This excerpt taken from the TVIN 10-K filed Mar 14, 2006.
Recent Sales of Unregistered Securities
As previously reported, in connection with our November 2005 acquisition of STI we issued an aggregate of 2,313,811 shares of our Common Stock to six persons all of whom were former STI stockholders. Of the 2,313,811 shares issued, we placed in escrow 1,348,404 shares to secure our indemnification rights under the merger agreement. The securities issued in connection with the STI merger have not been registered under the Securities Act of 1933, as amended (the 1933 Act), and may not be offered or sold in the United States absent registration or an applicable exemption from the registration requirements of the 1933 Act. We relied on Section 4(2) of the 1933 Act and Rule 506 of Regulation D promulgated thereunder. Each of STIs former stockholders were given information concerning TVI and represented that the shares were being acquired for investment purposes only. The issuances were made without general solicitation or advertising. The appropriate restrictive legend was placed on the certificates and stop transfer instructions were issued to TVIs transfer agent.

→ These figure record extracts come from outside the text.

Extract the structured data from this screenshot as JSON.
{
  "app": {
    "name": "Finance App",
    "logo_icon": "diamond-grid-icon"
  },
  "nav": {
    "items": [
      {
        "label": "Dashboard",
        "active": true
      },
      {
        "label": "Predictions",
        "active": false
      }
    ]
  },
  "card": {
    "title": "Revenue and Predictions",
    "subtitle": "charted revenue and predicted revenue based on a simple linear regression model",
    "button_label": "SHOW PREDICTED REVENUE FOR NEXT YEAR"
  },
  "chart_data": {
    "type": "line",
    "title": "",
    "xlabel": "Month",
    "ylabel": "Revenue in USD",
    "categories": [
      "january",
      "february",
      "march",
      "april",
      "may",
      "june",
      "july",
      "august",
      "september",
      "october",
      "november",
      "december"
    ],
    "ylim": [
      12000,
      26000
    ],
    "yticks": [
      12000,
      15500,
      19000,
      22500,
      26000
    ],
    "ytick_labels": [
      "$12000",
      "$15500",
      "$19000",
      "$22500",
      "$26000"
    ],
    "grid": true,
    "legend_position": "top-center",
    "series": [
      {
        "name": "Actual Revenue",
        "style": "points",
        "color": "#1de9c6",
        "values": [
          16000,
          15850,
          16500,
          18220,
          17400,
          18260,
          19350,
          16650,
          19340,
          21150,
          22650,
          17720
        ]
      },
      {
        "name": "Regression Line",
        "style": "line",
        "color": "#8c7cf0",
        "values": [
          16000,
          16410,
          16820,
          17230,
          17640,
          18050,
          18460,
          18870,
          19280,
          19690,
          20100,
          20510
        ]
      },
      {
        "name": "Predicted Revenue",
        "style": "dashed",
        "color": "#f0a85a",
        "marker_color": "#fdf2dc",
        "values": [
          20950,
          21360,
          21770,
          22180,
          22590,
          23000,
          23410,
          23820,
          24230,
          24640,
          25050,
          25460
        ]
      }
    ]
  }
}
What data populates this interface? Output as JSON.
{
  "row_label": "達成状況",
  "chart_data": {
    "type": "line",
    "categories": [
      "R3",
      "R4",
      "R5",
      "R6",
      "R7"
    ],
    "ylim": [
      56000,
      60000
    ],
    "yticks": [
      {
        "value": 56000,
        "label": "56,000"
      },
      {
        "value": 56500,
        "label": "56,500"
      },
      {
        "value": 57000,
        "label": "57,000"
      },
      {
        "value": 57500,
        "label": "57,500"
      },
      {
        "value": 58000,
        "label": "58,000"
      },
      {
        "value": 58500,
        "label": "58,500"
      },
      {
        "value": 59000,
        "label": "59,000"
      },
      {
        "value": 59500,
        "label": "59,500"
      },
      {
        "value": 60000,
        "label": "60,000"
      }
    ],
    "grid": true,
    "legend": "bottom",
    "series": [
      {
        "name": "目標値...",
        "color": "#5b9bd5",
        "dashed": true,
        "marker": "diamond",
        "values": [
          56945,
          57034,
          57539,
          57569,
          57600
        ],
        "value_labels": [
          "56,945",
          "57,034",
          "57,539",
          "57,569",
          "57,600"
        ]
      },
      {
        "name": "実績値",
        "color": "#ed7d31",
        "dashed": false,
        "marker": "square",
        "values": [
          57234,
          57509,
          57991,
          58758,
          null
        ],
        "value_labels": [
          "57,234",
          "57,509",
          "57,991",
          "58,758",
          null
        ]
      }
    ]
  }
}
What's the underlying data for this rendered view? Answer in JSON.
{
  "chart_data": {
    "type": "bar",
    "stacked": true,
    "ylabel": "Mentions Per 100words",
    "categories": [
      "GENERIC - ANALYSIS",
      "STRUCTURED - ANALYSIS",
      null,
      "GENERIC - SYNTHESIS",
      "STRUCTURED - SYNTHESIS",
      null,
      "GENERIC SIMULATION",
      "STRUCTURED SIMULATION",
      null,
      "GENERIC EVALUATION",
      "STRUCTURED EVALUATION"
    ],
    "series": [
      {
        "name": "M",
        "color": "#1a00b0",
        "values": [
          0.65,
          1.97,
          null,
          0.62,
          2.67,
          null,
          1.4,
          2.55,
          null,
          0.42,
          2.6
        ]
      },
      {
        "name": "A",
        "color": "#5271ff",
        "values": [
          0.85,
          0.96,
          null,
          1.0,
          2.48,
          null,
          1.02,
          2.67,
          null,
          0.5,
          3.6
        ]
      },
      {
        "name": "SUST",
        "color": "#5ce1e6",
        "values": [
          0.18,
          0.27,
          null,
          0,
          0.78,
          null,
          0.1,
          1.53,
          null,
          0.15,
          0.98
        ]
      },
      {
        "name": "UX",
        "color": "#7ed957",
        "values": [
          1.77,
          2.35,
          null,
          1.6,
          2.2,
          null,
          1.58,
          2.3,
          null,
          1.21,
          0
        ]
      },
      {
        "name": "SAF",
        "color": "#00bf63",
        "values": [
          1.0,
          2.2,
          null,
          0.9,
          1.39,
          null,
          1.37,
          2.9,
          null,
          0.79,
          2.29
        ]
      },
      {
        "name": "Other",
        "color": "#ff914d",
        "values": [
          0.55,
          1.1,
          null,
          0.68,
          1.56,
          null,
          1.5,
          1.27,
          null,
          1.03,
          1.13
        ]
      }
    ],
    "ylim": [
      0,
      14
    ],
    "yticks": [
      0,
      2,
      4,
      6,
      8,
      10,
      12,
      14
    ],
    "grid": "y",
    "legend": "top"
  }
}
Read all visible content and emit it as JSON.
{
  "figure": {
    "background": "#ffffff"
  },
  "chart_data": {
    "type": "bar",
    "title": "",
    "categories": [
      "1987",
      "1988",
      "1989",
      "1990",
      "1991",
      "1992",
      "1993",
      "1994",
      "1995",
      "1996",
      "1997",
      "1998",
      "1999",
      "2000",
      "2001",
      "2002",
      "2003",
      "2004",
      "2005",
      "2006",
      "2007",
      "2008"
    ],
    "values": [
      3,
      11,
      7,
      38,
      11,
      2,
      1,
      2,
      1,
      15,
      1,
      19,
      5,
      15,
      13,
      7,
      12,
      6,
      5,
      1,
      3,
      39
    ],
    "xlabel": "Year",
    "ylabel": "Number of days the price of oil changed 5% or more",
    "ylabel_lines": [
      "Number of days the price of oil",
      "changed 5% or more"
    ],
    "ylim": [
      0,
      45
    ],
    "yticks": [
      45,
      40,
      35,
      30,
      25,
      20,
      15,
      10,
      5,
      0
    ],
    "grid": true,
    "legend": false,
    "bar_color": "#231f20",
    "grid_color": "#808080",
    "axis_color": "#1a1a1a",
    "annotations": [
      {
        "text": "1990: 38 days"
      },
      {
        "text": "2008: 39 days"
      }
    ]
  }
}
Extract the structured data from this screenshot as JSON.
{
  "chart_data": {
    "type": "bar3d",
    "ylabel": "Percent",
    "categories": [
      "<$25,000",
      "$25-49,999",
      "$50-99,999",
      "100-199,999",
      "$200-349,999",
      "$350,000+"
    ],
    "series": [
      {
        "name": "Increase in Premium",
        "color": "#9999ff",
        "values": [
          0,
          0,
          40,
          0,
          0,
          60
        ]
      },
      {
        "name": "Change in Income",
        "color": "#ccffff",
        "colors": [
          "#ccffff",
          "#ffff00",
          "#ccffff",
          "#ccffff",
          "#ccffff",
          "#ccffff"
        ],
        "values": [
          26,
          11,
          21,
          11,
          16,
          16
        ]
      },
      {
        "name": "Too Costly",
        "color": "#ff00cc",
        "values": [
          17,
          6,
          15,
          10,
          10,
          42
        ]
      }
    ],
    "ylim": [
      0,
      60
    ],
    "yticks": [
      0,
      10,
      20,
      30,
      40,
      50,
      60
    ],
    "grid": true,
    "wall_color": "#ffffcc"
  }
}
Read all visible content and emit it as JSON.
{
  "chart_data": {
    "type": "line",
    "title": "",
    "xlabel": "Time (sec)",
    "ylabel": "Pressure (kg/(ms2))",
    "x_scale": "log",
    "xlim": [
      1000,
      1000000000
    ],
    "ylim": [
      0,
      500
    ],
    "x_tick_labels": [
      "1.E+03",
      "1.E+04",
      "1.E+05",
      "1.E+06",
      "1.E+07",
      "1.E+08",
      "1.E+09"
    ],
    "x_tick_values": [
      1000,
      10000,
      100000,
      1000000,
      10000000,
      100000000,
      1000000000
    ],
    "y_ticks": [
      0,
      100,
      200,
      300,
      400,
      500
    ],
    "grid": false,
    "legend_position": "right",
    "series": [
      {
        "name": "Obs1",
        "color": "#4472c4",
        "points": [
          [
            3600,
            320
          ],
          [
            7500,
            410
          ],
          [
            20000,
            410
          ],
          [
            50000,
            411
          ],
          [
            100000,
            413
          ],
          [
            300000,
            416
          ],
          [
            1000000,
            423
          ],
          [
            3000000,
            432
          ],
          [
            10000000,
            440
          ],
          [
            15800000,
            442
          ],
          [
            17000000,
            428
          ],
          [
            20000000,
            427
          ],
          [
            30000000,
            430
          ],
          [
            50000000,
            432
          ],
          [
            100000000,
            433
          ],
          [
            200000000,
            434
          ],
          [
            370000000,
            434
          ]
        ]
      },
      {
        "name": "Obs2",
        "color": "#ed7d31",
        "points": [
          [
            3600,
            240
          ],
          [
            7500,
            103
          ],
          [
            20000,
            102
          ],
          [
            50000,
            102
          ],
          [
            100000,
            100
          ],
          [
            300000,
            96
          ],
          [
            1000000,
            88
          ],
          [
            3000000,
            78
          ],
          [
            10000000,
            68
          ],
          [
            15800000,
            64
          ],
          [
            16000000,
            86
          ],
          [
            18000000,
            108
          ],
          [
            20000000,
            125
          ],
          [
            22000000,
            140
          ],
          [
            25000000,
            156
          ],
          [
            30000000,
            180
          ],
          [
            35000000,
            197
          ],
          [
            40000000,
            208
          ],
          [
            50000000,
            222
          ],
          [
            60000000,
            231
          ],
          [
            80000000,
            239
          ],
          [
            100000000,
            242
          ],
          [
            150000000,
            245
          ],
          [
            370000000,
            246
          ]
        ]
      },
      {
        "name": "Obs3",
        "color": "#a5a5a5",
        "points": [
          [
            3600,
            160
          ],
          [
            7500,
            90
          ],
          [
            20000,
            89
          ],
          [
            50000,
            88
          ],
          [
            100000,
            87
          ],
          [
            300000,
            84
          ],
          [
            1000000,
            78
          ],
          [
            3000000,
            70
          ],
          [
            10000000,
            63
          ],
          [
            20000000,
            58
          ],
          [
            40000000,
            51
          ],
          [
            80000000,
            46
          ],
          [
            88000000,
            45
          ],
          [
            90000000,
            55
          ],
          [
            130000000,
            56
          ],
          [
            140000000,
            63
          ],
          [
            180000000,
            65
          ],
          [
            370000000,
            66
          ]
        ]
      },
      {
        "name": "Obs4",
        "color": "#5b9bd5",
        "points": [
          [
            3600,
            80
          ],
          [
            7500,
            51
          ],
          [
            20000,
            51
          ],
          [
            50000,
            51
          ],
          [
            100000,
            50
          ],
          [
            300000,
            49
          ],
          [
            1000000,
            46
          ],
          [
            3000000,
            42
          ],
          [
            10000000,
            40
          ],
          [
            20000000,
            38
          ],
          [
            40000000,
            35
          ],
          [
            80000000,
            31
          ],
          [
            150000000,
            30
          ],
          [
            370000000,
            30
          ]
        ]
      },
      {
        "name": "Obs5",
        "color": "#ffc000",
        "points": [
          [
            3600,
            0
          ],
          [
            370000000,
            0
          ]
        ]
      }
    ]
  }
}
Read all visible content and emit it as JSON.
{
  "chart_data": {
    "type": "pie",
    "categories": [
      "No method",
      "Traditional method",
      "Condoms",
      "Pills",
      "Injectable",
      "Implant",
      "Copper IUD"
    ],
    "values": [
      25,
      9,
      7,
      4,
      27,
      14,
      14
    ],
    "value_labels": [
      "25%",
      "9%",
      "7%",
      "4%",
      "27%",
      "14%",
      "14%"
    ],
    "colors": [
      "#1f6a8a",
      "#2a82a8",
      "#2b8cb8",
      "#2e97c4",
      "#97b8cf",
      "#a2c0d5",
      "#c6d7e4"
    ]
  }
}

In April 2004, we purchased substantially all of the assets of CAPA Manufacturing, LLC, a privately-held manufacturer of PAPRs and related respiration products. The purchase price included the net payment of approximately $550,000 in cash and the issuance of 88,780 shares of our Common Stock in a private transaction. In addition to the initial payment, an earn-out payment of up to $625,000, payable in our Common Stock, is also payable for fiscal year 2006 if certain operating benchmarks are satisfied.